Le plaignant a donc le droit de se rendre à l’audience et d’y être entendu, mais il ne pourra pas interroger les éventuels témoins. Cela implique qu’il ne devra probablement plus mener la procédure à charge comme c’est le cas dans la procédure actuelle. Par contre il n’est pas précisé si ce rôle reviendra à l’auditeur ou au Procureur du Roi.
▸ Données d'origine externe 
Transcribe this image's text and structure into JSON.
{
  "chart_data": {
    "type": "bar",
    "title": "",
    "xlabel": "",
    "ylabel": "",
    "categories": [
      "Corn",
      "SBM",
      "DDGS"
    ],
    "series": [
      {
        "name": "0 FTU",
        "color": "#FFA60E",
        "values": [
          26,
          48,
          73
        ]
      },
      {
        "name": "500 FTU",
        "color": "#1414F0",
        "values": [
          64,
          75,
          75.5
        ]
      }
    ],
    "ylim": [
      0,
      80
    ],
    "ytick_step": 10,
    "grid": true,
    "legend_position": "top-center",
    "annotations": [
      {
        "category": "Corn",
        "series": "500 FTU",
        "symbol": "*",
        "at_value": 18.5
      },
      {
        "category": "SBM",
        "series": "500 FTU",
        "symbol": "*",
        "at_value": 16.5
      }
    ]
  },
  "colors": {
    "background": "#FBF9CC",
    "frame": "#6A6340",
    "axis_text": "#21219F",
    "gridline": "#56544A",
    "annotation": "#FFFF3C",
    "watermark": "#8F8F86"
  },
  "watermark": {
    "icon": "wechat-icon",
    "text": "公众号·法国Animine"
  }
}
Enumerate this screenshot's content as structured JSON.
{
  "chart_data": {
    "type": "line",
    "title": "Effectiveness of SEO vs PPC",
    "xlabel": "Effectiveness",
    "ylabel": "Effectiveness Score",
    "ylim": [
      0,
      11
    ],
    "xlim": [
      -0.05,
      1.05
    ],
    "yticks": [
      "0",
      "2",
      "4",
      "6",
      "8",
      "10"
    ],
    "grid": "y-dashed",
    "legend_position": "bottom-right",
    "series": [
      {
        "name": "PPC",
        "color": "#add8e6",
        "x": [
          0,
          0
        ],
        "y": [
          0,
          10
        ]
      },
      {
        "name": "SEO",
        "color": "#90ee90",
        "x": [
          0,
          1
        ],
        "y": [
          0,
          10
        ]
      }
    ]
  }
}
Décision du Conseil de Discipline
Suite à l’audience d’introduction, il sera probablement fixé un calendrier d’audience pour l’échange des arguments qui s’étendra sur plusieurs mois, sans que rien ne soit précisé à ce sujet dans la loi. Dans le mois de la clôture des débats, le Conseil de Discipline prendra sa décision à scrutin secret et pourra infliger à l’huissier concerné par la plainte une des sanctions suivantes :
- le rappel à l’ordre ;
- le blâme ;
- l’amende disciplinaire pouvant aller de 125 euros à 25.000 euros, perçue par le trésor public ;
- l’exclusion de tous les organes professionnels mentionnés au livre VI (CNHB – Conseil de discipline, …) , pour maximum cinq ans la première fois, et dix ans en cas de répétition ;
- la suspension temporaire de son titre d’huissier ;
- la destitution ou, selon le cas, le retrait du titre d’huissier.
A noter que l’amende disciplinaire peut être infligée en même temps qu’une autre sanction.
Cette décision sera transmise par le greffe dans les 15 jours à toutes les parties impliquées (plaignant compris). L’huissier poursuivi, l’huissier-auditeur et le Procureur disposeront d’un droit de recours contre cette décision devant les tribunaux de l’ordre judiciaire. Le plaignant n’en dispose pas.